Abel went on to say that G2 verifies all reviews, checks the “business identity” of reviewers via their online profiles, and uses “NLP and AI to score and validate all reviews including preventing any reviews by competitors or employees of a vendor.” And, the CEO added, G2 has humans in the loop for verification as well.

The process seems reasonable, but the company and its rivals like Capterra will need to manage market trust as they continue to scale.

On that front, the CEO expanded a bit on the growth metrics that it disclosed as part of its release. In that document the company said that it added “700 paying customers for its Marketing Solutions in the past 12 months.” TechCrunch wanted to know what percent growth that number represented, and what portion of G2’s revenues come from that particular business line.

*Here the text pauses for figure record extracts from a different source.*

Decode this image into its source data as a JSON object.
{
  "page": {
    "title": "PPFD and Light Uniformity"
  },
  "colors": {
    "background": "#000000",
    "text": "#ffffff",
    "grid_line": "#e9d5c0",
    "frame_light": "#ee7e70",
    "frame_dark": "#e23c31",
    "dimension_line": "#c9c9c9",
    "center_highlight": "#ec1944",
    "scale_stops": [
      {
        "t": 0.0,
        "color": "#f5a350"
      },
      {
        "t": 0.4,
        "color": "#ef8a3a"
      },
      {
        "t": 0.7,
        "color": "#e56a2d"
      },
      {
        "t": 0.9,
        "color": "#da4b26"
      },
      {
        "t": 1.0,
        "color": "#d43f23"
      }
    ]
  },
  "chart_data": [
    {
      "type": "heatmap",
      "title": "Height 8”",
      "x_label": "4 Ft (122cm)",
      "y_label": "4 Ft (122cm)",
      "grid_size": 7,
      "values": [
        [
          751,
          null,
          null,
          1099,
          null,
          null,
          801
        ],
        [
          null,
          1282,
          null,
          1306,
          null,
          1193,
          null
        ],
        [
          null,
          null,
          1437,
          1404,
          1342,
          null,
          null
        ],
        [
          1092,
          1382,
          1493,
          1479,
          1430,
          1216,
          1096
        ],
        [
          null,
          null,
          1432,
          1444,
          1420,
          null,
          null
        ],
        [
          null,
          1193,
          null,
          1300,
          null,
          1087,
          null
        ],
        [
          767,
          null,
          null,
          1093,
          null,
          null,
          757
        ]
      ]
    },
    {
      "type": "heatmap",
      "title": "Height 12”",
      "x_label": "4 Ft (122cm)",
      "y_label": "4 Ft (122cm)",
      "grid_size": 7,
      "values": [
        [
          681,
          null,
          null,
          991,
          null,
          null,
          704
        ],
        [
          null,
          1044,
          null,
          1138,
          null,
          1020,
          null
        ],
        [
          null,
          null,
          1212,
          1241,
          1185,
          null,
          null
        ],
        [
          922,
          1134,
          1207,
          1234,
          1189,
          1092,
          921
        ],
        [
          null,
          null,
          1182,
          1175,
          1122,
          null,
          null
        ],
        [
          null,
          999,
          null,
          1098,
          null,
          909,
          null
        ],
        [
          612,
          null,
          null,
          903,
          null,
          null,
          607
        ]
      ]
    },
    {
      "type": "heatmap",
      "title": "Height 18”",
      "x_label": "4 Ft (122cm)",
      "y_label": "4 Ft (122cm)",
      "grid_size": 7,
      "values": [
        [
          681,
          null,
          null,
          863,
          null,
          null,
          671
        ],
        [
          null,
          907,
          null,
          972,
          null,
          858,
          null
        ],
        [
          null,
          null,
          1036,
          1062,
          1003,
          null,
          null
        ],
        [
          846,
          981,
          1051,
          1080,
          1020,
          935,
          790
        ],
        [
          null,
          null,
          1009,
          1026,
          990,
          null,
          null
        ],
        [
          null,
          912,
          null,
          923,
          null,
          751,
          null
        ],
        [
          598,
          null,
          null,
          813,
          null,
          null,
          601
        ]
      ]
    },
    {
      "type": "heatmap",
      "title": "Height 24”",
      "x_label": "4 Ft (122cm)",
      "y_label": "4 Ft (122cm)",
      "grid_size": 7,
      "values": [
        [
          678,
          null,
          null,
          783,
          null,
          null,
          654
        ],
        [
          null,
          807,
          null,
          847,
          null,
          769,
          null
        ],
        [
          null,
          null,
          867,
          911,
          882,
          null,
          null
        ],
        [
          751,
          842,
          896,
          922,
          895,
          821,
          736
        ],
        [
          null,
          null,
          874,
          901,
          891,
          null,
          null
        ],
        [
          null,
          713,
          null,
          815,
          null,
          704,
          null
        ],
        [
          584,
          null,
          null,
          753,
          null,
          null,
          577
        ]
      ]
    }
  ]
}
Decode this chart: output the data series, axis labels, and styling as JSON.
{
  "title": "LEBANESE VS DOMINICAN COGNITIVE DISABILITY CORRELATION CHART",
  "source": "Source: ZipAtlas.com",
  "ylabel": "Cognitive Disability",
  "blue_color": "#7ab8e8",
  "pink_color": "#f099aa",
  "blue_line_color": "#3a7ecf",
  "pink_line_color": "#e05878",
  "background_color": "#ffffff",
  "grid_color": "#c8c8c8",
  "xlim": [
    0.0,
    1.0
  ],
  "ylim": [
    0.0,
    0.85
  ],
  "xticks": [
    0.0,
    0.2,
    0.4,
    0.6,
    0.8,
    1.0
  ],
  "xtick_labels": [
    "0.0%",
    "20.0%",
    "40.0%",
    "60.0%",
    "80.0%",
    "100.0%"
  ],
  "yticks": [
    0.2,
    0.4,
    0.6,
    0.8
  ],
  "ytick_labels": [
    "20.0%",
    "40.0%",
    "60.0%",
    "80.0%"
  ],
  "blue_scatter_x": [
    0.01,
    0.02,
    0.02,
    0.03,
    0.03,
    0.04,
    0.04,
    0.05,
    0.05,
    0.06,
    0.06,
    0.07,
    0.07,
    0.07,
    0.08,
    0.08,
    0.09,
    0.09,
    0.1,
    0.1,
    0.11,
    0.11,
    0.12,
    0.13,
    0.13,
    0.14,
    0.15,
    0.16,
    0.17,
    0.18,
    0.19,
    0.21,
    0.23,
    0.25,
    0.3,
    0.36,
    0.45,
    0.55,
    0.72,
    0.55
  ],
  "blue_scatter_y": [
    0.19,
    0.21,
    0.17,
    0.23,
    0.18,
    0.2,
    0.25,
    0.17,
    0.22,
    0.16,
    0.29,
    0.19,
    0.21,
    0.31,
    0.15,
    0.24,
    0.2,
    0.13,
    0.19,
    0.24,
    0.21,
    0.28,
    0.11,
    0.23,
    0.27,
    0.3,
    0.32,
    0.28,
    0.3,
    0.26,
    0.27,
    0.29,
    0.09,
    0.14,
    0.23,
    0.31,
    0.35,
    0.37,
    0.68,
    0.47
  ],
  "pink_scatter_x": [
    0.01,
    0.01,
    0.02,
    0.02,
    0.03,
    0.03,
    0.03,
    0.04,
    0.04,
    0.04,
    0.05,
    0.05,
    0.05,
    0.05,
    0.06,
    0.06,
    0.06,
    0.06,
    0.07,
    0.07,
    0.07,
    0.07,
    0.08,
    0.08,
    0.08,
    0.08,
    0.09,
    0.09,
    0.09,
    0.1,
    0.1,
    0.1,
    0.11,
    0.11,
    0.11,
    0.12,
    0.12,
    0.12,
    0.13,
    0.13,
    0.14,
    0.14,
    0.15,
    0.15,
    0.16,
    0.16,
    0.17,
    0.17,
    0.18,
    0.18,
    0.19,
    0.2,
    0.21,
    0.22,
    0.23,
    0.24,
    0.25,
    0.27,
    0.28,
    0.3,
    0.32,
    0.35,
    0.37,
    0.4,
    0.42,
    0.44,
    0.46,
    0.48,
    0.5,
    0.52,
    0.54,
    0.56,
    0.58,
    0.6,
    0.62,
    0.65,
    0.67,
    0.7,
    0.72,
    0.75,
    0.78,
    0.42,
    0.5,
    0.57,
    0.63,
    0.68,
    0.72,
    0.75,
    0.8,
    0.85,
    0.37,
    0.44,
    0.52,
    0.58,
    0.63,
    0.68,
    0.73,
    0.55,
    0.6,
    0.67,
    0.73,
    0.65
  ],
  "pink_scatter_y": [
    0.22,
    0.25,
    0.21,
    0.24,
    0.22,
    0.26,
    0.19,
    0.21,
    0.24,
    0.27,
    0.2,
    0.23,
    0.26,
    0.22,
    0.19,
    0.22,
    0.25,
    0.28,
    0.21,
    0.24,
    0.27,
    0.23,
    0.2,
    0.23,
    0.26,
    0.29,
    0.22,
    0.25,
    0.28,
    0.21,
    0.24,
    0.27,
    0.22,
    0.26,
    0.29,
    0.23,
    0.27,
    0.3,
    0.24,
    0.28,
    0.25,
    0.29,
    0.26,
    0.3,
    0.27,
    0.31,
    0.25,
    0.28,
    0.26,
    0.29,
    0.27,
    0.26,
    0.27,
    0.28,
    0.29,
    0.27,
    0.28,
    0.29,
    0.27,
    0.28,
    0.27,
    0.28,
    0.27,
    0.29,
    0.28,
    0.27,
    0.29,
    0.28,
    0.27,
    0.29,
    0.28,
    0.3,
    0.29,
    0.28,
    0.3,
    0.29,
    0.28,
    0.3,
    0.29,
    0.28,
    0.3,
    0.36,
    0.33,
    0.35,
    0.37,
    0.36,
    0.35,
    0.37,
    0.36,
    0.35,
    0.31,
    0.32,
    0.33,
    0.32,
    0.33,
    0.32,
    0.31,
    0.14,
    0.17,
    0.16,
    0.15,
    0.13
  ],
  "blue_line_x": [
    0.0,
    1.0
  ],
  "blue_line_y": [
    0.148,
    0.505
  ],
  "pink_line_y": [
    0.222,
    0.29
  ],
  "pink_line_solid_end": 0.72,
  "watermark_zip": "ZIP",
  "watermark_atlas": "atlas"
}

Per Abel, the customer number represented a 45% growth rate, and that that “piece of [its] business represents the bulk of [its] current revenue.”

Parsing that a little, seeing 45% customer growth in a majority revenue line implies healthy growth. We lack several data points that we’d need to convert that customer growth figure into revenue expansion itself, sadly.


With lots of new cash in the bank, G2 has plenty of space to keep growing. Its CEO highlighted international investment as a place where he intends to invest, citing “exceptionally strong growth across Europe and Asia as our international software buyer traffic and revenue have been nearly doubling.” And Abel said that his company will also “accelerate” its coverage of the software market with its new capital, along with investments into data work to improve G2’s recommendation engine.

G2 itself is now valued like a company that’s on an IPO path, which means that the standards we’ll hold it to have reached their zenith.